Las Vegas and Southern Nevada really haven’t shown up on his clients’ radar for key operations, Sangster told about 175 business professionals at a symposium at the Renaissance Las Vegas sponsored by the Southern Nevada chapter of the National Association of Industrial and Office Properties.

Work force availability is something else Nevada needs to work on, he said.

“You’ve got to be able to demonstrate you have the skills sets to match the demands of businesses looking at you,” Sangster said.

In the early session, Clark County School District Superintendent Dwight Jones and Nevada System of Higher Education Chancellor Dan Klaich spoke frankly about the state’s dismal graduation rate and lack of college preparedness.

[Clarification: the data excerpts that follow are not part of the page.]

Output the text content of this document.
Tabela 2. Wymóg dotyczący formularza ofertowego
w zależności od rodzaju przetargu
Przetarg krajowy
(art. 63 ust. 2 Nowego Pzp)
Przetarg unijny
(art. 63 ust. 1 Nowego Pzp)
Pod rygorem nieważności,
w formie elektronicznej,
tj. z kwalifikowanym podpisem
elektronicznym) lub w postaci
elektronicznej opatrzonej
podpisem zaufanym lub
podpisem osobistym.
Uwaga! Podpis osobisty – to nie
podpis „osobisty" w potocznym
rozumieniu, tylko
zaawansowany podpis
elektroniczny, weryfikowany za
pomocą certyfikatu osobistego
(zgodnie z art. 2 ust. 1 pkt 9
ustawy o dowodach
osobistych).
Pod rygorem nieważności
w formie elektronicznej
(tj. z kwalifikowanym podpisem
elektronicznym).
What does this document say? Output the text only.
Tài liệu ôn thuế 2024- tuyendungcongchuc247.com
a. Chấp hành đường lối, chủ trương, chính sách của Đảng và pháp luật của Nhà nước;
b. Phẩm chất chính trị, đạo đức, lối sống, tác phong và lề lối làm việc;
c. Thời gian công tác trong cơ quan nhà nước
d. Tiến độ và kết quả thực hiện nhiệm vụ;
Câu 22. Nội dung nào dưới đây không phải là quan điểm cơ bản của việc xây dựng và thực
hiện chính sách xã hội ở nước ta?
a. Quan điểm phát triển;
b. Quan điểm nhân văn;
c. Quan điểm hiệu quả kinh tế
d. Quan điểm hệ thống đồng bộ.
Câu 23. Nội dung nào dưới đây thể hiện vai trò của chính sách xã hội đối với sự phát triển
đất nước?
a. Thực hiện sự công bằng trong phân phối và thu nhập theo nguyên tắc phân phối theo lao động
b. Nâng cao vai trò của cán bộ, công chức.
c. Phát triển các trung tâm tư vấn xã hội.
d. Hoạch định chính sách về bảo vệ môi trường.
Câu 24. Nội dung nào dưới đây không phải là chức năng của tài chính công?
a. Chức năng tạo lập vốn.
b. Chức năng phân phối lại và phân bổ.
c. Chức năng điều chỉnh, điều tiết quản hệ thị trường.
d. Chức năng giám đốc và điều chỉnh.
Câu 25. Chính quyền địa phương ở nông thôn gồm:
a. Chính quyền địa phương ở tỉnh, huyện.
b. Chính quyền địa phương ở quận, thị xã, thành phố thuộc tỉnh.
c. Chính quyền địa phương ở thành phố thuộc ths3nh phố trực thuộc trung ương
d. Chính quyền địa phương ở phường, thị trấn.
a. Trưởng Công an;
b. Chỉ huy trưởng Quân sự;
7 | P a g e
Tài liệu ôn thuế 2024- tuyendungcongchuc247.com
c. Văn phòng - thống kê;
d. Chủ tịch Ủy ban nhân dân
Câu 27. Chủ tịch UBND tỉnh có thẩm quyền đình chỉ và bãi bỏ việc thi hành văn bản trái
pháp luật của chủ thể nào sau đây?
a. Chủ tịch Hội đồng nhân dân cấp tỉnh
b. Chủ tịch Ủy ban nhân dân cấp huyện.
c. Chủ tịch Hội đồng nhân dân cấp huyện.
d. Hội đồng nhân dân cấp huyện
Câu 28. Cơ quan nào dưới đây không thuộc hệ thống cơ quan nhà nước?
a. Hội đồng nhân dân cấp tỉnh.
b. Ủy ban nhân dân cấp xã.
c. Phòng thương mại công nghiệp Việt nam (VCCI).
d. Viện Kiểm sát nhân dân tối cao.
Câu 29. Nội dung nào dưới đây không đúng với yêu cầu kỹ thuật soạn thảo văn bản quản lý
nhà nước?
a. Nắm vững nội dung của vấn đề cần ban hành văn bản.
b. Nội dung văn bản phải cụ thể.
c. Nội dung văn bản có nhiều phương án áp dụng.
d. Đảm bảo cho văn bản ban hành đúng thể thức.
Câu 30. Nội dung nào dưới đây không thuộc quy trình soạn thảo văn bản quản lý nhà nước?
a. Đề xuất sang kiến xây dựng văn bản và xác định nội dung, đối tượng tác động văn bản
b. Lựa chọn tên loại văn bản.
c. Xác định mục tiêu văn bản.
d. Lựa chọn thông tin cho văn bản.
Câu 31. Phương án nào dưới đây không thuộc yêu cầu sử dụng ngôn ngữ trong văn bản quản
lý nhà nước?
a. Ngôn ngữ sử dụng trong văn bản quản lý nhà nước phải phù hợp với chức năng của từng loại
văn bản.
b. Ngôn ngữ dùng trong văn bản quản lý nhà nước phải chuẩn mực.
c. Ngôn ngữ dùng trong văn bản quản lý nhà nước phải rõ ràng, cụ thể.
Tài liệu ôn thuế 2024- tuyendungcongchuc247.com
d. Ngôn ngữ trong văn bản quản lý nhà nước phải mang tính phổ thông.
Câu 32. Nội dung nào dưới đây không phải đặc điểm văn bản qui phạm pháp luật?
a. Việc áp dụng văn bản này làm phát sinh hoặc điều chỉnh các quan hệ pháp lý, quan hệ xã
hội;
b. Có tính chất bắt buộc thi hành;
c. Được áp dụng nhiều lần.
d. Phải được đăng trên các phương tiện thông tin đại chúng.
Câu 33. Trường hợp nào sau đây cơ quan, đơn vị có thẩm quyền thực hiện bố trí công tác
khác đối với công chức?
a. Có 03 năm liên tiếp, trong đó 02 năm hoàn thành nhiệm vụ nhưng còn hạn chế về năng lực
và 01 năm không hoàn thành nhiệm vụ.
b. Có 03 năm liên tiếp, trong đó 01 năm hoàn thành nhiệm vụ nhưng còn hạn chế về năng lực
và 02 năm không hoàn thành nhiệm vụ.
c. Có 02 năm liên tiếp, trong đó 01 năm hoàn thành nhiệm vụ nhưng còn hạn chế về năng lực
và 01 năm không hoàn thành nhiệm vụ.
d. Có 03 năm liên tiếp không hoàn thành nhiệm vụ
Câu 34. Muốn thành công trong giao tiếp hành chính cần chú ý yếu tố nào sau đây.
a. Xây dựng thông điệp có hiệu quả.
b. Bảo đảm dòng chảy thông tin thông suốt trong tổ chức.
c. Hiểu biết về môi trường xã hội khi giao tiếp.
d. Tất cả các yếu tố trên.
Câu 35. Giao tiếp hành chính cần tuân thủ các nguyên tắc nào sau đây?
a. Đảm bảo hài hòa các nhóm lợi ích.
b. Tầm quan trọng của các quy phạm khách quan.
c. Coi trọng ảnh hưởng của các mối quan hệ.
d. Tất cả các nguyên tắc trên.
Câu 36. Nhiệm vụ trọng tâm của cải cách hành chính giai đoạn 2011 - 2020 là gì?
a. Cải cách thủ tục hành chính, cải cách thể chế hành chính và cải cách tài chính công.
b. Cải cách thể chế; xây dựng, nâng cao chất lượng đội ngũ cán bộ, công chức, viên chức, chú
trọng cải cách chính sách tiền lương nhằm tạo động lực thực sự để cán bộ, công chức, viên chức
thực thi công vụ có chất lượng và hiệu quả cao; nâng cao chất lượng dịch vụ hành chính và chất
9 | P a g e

“We have a big challenge here. We know we need an educated citizenry to move the economy forward and we rank dead last in every educational category,” Klaich said. “We know we’re scaring away business because of the educational level in our community.”

Nearly half of Clark County’s 20,000 12th-graders won’t graduate from high school this year without aggressive intervention, Jones said. The majority are just a few credits short of curriculum requirements, while roughly 4,000 seniors haven’t passed the proficiency exam for math and science, he said.

Attributes Nevada economic development leaders might want to play up include a business-friendly regulatory and environmental policies, availability of real estate, favorable tax climate and transportation accessibility, Sangster said.

What are the most important criteria in site selection?

“It depends,” said Dick Sheehy, director of advanced site planning for Portland, Ore.-based CH2M Hill. “We try to get down to the best site that meets our client’s goals. One thing manufacturers are always concerned about is the cost of electricity. Nevada, you’re on the higher end. That’s a reality.

“Something else we look at is tax climate. Nevada is No. 4 and you’re right next to one of the worst — California. I can’t remember the last time I had a company say, ‘Go find me a site in California.’ ”

Mike Skaggs, executive director of Nevada Commission on Economic Development, said the agency has identified nine cluster industries for economic diversification, including aerospace and national defense, health science and medicine, renewable energy, information technology and business services, and logistics and manufacturing.

“Every game-changing project in those nine areas will be facilitated by site selection,” he said.

Sangster said he didn’t shake his head at any of those nine areas, but he advised the commission to ensure that those alliances are aligned with strengths and assets.

“My gut tells me that nine target clusters are almost too many,” he said. “The key is understanding what your strengths and resources are. You must have the resources. Many of your competitive regions are being more specific. Kansas City (Mo.) has even gotten more specialized looking at animal science.”

Doug Geinzer, chief executive officer of Southern Nevada Medical Industry Coalition, spoke about the nursing shortage Las Vegas experienced for decades. While Nevada State College and private nursing schools graduated 1,000 nurses a year, vacancy exists a couple of steps up the ladder, not at the bottom rungs, Geinzer said.

“Hospitals wouldn’t hire them,” he said. “They’re looking for clinically prepared nurses and they were getting paper prepared nurses.”

A 12-week on-the-job training program is the most critical piece to filling that gap, and employers responded with transitional training supplemented by funding from the Workforce Initiative Act, Geinzer said.